The astonishing thing to me was, that while this village was not twenty kilometres off the much-frequented air route between C---- and R----, mine was the first aeroplane which most of them had seen. During long months at various aviation schools pilots grow accustomed to thinking that aircraft are as familiar a sight to others as to them. But here was a village, not far distant from several aviation schools, where an aviator was looked upon with wonder. To have an American aviator drop down upon them was an event even in the history of that ancient village. To have been that aviator,--well, it was an unforgettable experience, coming as it did so opportunely with America's entry into the war.

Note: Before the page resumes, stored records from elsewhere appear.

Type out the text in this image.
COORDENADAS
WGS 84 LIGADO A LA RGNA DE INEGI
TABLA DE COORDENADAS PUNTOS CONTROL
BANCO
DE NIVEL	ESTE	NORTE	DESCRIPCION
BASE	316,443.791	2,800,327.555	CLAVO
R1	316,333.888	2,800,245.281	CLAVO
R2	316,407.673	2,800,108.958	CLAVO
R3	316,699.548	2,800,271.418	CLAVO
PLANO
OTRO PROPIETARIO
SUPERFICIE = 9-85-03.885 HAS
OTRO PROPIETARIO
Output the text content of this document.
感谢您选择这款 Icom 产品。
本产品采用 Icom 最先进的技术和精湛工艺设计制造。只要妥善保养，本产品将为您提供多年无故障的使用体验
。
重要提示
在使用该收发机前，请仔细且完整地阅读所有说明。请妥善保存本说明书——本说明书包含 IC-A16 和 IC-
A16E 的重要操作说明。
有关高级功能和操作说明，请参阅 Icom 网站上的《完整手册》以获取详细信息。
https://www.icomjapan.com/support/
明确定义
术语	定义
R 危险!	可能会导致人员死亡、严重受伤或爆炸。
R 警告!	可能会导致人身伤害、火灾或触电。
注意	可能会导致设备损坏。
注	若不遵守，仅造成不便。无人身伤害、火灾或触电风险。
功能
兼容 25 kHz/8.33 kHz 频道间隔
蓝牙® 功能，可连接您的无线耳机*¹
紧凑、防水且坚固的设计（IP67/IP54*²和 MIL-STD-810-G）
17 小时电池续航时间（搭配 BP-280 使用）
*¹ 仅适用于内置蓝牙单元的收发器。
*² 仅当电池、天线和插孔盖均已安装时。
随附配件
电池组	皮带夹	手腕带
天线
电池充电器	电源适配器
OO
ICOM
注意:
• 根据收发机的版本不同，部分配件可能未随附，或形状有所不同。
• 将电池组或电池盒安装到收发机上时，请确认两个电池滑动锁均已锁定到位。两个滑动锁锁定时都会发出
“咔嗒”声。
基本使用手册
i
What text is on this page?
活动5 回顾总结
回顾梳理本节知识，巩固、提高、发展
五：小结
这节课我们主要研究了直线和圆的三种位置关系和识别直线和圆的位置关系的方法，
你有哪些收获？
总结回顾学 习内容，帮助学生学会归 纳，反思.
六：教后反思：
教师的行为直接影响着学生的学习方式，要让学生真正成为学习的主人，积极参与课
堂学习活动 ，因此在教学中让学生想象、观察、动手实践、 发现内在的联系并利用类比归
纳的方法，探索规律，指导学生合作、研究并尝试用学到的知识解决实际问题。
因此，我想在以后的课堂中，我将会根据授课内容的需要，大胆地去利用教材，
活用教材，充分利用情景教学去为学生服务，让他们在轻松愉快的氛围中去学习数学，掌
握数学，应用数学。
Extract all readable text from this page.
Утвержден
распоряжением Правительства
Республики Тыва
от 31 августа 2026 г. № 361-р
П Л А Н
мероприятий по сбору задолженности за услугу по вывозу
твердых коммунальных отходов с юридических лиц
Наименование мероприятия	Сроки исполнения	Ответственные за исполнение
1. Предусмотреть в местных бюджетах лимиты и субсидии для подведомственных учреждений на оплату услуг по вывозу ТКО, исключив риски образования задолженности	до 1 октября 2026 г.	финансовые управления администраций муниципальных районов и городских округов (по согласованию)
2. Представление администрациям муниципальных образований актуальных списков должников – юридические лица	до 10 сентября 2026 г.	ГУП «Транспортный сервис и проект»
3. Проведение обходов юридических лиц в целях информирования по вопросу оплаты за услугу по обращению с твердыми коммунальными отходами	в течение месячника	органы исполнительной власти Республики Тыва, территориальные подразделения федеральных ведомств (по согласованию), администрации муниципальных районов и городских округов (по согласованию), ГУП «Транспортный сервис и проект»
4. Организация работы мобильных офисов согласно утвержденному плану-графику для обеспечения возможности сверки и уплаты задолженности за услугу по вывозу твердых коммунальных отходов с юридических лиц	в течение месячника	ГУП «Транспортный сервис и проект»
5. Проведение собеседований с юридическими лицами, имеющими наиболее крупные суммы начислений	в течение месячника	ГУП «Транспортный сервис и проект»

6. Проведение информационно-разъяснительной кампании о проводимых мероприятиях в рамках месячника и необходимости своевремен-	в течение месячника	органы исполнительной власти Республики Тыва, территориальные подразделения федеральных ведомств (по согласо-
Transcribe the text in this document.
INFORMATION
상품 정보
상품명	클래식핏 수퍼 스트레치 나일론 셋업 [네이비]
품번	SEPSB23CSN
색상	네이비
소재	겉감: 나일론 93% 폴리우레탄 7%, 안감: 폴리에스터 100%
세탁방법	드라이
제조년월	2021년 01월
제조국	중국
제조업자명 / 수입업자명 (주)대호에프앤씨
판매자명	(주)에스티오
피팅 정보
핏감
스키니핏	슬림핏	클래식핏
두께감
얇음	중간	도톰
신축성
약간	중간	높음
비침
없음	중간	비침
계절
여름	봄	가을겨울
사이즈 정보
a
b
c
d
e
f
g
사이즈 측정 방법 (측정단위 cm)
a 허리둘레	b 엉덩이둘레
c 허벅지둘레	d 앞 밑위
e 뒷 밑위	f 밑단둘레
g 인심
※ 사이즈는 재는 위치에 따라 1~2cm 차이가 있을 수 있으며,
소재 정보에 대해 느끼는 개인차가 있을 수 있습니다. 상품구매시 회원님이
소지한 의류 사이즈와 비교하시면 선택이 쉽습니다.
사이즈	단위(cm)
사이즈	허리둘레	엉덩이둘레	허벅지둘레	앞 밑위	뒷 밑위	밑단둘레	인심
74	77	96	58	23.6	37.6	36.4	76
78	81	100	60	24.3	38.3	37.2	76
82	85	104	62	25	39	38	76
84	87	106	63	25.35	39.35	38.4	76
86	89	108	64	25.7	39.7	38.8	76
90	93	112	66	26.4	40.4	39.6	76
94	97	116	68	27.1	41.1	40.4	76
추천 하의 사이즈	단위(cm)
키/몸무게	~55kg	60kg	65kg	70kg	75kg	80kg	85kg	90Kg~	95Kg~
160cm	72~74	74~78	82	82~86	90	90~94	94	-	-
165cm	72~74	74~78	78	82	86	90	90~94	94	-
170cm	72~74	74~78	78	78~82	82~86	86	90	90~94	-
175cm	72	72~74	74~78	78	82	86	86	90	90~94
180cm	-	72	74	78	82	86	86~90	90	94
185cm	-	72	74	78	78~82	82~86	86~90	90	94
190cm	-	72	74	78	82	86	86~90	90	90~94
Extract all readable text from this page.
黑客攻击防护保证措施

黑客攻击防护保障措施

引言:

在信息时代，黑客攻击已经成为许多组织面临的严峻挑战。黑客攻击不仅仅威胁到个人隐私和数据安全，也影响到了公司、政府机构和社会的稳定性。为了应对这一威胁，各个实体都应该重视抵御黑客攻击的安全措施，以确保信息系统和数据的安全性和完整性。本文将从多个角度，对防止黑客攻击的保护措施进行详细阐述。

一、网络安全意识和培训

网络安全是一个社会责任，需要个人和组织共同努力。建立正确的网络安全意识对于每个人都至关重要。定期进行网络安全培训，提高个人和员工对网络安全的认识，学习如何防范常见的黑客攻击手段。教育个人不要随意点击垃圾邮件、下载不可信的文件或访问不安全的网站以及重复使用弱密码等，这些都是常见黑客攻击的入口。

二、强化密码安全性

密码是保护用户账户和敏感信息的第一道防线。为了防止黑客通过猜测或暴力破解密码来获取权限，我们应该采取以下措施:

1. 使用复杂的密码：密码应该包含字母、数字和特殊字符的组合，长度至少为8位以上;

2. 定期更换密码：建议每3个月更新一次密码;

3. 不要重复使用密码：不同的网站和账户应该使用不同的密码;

I shall always have it in the background of memory, and one day it will be among the pleasantest of many pleasant tales which I shall have in store for my grandchildren.
However, it is not their potentialities as memories which endear these adventures now, but rather it is because they are in such contrast to any that we had known before. We are always comparing this new life with the old, so different in every respect as to seem a separate existence, almost a previous incarnation.